Dois ou três prestaram atenção. O falador viu que tinha plateia, prosseguiu:
- A gente fica resfriado uma, duas vezes por ano, no máximo. Conheço meia-dúzia que tomou a vacina e ficou gripado. Febrão, cama. Isso é roubo. Aliás, aqui no Brasil é tudo roubo.
Uma senhora resolveu discordar:
- Também não é assim. Me vacinei ano passado e não me gripei. E, francamente, há muita corrupção no Brasil, mas nem todo mundo é corrupto.
O cara ganhou força:
- D. Olga, a senhora é uma pessoa boa, inocente, religiosíssima... Essa vacina é, sim, jogada de políticos e todos os políticos saqueiam o país. Quem entra quer se dar bem.
D. Olga, a senhora não tão inocente, aproveitou a bola levantada e cortou:
- Gerson, você já saiu candidato a vereador três vezes.
O indignado bambeou, mas não caiu:
- A senhora me conhece há muitos anos. Não pode duvidar de minha honestidade.
D. Olga era firmeza:
- Você disse que os que querem entrar para a política são corruptos. Você quer entrar para a política.
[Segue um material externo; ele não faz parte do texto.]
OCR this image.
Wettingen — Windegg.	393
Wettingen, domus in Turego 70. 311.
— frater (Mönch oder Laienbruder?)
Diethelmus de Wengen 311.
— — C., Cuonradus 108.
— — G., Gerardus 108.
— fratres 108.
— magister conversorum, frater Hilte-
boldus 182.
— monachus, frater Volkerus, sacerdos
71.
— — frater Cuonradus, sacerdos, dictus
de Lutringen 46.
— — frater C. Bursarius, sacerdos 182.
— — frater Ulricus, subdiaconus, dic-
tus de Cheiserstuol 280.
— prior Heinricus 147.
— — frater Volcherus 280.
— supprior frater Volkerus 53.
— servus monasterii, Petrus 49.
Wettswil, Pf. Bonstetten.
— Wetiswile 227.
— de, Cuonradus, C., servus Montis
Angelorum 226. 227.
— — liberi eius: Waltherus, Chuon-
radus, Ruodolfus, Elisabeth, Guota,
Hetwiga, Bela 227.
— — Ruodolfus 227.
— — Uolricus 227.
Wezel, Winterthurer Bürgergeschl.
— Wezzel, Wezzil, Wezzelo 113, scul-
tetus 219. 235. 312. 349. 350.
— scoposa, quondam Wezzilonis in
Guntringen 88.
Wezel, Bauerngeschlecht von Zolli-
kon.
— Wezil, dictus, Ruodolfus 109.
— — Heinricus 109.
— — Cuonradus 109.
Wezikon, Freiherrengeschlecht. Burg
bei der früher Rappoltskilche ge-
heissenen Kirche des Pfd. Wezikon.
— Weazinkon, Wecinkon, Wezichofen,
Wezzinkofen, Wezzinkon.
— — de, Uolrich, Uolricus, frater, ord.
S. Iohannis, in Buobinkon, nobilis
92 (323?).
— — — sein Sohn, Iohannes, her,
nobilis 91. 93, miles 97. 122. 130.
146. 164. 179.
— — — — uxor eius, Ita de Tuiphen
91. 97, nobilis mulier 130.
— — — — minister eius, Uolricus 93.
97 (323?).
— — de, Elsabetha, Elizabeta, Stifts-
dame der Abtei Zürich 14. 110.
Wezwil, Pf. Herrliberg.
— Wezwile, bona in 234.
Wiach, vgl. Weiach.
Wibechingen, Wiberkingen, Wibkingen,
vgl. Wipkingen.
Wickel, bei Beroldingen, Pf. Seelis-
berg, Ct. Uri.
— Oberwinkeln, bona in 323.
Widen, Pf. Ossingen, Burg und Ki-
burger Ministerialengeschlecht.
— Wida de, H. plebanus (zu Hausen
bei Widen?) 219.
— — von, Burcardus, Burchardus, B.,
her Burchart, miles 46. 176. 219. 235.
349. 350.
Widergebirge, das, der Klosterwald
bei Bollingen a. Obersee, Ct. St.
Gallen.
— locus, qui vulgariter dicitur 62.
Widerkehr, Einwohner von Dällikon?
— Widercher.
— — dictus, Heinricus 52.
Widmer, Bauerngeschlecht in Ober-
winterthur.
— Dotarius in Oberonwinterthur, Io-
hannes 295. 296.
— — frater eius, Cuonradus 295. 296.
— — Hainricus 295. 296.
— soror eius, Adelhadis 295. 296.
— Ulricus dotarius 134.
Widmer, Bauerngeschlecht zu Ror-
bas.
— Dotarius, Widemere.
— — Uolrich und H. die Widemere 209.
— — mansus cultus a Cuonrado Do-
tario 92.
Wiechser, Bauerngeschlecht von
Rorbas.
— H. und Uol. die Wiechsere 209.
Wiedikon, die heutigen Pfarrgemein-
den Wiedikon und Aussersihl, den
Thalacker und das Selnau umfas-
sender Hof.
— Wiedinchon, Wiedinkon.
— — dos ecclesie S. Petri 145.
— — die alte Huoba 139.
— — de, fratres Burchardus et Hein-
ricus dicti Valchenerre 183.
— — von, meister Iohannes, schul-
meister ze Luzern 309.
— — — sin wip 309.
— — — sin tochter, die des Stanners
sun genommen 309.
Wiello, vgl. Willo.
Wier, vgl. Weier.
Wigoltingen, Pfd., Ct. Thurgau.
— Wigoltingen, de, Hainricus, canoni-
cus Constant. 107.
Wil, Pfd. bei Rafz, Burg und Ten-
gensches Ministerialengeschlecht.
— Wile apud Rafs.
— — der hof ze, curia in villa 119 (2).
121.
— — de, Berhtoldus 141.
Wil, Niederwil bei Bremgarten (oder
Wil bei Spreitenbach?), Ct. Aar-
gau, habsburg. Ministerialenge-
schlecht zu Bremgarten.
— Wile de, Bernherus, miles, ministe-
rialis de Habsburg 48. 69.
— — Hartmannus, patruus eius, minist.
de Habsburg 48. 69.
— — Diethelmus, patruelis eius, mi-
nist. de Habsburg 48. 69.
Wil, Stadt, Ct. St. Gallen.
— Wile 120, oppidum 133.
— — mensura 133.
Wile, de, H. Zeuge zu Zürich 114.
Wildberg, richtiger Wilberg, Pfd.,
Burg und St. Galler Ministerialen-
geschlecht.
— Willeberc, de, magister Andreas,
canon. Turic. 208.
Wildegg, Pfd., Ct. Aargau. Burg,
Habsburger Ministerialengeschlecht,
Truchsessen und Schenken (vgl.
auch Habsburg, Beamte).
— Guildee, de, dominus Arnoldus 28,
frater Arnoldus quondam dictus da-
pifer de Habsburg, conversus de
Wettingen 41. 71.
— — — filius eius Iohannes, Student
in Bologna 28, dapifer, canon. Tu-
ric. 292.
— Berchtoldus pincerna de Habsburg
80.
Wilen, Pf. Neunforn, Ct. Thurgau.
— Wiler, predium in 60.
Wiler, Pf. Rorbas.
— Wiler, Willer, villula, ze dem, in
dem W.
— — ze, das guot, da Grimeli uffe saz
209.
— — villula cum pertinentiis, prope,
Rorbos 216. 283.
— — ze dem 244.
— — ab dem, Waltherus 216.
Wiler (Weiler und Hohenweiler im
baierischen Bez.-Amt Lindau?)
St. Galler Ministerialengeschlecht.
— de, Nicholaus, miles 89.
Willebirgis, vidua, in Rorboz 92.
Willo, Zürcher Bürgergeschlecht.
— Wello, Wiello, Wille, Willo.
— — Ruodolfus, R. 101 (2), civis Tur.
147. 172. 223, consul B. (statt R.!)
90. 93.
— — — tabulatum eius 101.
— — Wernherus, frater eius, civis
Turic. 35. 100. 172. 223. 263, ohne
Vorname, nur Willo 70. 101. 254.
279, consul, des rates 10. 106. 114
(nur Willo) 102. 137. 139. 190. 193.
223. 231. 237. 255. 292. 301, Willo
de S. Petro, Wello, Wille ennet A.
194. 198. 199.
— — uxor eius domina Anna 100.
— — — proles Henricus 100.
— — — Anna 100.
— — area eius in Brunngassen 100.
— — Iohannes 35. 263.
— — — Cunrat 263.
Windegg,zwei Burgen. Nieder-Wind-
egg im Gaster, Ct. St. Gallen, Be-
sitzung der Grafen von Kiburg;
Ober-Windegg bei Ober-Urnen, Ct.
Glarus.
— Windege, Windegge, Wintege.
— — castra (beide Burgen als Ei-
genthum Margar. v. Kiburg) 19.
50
Você é corrupto.
Antes de o ex-futuro político dizer qualquer coisa, um gaiato mandou lá do fim da fila:
- Gerson, reivindique seu direito constitucional de ficar calado. A coisa tá pegando pra você.
Gerson dirigiu-se pro fim da fila, pensei que pra tomar satisfações com o engraçadinho, mas, que nada, pegou foi o rumo de casa, pensando que, certamente, em algumas ocasiões o melhor que se faz é não falar.